SNOOPI: Supercharged One-step Diffusion Distillation with Proper Guidance

Recent approaches have yielded promising results in distilling multi-step text-to-image diffusion models into one-step ones. The state-of-the-art efficient distillation technique, i.e., SwiftBrushv2 (SBv2), even surpasses the teacher model's performance with limited resources. However, our study reveals its instability when handling different diffusion model backbones due to using a fixed guidance scale within the Variational Score Distillation (VSD) loss. Another weakness of the existing one-step diffusion models is the missing support for negative prompt guidance, which is crucial in practical image generation. This paper presents SNOOPI, a novel framework designed to address these limitations by enhancing the guidance in one-step diffusion models during both training and inference. First, we effectively enhance training stability through Proper Guidance-SwiftBrush (PG-SB), which employs a random-scale classifier-free guidance approach. By varying the guidance scale of both teacher models, we broaden their output distributions, resulting in a more robust VSD loss that enables SB to perform effectively across diverse backbones while maintaining competitive performance. Second, we propose a training-free method called Negative-Away Steer Attention (NASA), which integrates negative prompts into one-step diffusion models via cross-attention to suppress undesired elements in generated images. Our experimental results show that our proposed methods significantly improve baseline models across various metrics. Remarkably, we achieve an HPSv2 score of 31.08, setting a new state-of-the-art benchmark for one-step diffusion models.

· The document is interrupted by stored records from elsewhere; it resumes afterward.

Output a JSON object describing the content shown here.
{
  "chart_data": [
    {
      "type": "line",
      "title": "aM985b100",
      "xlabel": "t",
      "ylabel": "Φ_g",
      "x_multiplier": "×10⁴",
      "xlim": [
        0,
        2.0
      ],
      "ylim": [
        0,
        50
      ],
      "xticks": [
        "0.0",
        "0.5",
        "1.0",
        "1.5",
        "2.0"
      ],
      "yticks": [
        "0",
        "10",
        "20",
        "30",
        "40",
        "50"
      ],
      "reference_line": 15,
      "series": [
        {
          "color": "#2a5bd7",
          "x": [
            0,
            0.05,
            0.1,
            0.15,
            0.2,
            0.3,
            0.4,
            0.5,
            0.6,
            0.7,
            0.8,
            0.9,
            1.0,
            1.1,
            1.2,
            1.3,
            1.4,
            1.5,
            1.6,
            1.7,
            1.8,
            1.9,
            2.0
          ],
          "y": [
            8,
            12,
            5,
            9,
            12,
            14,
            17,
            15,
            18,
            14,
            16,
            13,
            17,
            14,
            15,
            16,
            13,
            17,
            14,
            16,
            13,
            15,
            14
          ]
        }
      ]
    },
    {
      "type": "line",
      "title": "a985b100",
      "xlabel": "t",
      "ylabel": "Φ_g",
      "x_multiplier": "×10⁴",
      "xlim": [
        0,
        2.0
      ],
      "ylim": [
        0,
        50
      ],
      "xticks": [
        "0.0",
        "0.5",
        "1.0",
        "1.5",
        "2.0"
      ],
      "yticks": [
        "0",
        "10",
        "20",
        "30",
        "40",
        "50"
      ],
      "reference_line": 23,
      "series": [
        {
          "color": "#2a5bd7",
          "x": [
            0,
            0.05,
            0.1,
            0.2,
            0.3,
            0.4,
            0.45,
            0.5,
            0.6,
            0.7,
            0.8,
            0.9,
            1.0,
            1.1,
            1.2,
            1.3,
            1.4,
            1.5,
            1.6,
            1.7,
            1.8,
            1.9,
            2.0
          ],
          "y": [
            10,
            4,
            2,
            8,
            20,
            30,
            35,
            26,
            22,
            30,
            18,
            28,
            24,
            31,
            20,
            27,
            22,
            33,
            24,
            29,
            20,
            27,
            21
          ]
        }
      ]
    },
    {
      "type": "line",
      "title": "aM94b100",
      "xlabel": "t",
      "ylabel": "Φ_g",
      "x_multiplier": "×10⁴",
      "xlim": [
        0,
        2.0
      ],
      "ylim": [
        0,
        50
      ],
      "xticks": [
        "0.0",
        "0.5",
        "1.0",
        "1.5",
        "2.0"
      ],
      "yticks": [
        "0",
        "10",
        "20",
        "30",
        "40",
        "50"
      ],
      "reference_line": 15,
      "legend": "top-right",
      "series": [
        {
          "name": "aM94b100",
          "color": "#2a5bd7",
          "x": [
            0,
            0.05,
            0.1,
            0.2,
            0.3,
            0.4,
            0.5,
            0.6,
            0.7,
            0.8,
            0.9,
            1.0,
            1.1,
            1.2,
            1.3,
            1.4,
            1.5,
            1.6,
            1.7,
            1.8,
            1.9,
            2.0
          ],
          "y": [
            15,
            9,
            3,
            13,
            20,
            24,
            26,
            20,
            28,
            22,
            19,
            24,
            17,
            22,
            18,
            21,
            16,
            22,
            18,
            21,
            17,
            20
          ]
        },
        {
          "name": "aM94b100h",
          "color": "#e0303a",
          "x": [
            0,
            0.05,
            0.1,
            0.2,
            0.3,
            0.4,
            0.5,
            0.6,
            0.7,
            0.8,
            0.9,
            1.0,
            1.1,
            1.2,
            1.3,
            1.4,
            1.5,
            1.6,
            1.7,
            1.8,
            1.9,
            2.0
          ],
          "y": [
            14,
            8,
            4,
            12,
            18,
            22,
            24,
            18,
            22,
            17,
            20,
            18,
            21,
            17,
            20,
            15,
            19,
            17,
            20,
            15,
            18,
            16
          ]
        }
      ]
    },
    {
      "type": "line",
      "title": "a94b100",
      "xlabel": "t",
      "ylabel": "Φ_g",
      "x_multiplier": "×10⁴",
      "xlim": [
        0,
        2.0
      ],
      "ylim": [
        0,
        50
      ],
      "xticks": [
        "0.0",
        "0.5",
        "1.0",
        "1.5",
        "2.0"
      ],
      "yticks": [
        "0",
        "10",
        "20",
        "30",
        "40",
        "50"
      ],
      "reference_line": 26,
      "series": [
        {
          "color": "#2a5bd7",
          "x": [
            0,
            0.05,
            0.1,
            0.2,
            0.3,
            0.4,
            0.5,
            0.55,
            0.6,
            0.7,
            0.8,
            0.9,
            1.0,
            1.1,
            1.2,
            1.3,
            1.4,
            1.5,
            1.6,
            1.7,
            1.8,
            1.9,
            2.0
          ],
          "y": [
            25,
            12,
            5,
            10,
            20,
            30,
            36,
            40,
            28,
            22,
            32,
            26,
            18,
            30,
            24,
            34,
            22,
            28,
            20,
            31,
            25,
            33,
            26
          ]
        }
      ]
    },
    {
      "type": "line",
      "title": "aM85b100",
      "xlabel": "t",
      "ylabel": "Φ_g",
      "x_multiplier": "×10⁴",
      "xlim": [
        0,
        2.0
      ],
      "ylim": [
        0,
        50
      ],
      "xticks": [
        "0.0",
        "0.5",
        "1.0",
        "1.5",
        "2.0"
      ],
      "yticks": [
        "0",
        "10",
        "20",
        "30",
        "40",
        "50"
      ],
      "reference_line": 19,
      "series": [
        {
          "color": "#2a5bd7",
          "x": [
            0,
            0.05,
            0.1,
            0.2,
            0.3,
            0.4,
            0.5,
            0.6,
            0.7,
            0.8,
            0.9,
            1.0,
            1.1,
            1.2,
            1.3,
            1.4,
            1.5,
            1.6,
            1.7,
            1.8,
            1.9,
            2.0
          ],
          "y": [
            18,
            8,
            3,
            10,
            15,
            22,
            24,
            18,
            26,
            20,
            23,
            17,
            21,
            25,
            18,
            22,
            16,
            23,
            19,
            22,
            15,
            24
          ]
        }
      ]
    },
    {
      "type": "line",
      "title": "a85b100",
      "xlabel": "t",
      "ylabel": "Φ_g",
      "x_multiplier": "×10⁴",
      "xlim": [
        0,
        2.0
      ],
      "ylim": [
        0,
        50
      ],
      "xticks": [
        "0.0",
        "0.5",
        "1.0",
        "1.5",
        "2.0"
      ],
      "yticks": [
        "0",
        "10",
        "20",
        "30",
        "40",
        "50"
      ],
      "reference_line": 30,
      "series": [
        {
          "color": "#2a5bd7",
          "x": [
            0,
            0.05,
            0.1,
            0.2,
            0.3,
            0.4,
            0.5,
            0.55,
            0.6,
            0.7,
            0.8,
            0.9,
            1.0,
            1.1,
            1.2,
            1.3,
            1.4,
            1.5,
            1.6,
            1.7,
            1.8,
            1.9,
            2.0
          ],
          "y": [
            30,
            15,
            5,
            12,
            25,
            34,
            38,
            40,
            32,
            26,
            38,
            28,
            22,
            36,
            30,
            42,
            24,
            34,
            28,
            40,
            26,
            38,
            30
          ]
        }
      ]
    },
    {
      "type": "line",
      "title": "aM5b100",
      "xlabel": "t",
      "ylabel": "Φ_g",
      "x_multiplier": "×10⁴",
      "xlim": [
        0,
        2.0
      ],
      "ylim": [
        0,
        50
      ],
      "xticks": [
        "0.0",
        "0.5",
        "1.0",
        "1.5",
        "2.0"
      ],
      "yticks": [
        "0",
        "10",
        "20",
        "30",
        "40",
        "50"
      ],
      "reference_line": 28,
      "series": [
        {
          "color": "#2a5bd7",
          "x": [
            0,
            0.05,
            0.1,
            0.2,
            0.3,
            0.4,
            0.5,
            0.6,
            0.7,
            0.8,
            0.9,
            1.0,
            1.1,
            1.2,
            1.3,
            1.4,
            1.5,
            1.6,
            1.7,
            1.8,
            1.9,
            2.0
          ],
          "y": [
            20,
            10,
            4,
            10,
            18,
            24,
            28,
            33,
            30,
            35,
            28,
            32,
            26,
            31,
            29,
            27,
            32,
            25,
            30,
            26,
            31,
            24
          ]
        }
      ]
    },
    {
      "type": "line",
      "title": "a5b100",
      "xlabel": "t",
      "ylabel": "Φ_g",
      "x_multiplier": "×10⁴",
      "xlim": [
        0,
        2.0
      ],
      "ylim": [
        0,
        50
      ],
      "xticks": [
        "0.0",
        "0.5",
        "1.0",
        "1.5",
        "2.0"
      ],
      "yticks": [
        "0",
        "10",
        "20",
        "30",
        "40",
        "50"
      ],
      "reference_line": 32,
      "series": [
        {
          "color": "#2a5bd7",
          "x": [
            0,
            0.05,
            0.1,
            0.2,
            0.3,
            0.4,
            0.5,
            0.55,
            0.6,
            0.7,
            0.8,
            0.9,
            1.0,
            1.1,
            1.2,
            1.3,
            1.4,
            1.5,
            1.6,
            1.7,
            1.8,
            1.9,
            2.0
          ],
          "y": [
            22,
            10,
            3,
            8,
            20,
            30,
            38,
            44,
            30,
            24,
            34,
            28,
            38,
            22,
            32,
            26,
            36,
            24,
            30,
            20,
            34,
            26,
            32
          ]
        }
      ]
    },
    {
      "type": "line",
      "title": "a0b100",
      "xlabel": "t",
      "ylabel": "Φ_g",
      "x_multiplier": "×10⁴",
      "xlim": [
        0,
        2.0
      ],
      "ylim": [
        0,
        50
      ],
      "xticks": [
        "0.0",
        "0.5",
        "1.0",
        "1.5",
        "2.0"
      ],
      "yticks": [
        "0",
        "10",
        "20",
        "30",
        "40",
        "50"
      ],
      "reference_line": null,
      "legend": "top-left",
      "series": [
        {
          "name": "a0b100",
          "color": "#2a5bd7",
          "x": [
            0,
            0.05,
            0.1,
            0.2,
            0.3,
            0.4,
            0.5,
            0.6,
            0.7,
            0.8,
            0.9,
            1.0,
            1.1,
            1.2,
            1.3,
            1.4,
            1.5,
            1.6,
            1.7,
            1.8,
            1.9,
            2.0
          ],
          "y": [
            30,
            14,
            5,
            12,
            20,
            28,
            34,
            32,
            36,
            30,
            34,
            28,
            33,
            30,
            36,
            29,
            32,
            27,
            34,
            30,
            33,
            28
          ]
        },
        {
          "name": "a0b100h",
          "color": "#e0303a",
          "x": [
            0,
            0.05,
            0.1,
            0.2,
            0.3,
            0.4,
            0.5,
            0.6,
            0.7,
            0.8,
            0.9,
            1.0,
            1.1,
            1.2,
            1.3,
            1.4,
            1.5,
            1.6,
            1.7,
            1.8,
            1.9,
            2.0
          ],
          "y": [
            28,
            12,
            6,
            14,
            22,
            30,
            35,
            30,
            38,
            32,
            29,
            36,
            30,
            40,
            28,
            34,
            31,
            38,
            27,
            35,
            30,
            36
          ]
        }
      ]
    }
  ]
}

翻译：近期研究在多步文本到图像扩散模型蒸馏为一步模型方面取得了显著进展。当前最高效的蒸馏技术——SwiftBrushv2（SBv2）甚至在有限资源下超越了教师模型的性能。然而，本研究发现，由于在变分分数蒸馏（VSD）损失中使用了固定引导尺度，该方法在处理不同扩散模型骨干时存在不稳定性。现有一步扩散模型的另一缺陷是缺乏对负向提示引导的支持，而这在实际图像生成中至关重要。本文提出SNOOPI这一新型框架，旨在通过增强训练与推理阶段的一步扩散模型引导机制来解决上述局限。首先，我们通过采用随机尺度分类器无引导方法的恰当引导SwiftBrush（PG-SB）有效提升了训练稳定性。通过动态调整教师模型的引导尺度，我们拓宽了其输出分布，从而获得更稳健的VSD损失，使SB能够在多样化骨干网络中保持优异性能。其次，我们提出一种无需训练的负向远离注意力引导（NASA）方法，通过交叉注意力机制将负向提示整合到一步扩散模型中，以抑制生成图像中的非期望元素。实验结果表明，所提方法在多项指标上显著提升了基线模型性能。值得注意的是，我们实现了31.08的HPSv2分数，为一步扩散模型确立了新的性能标杆。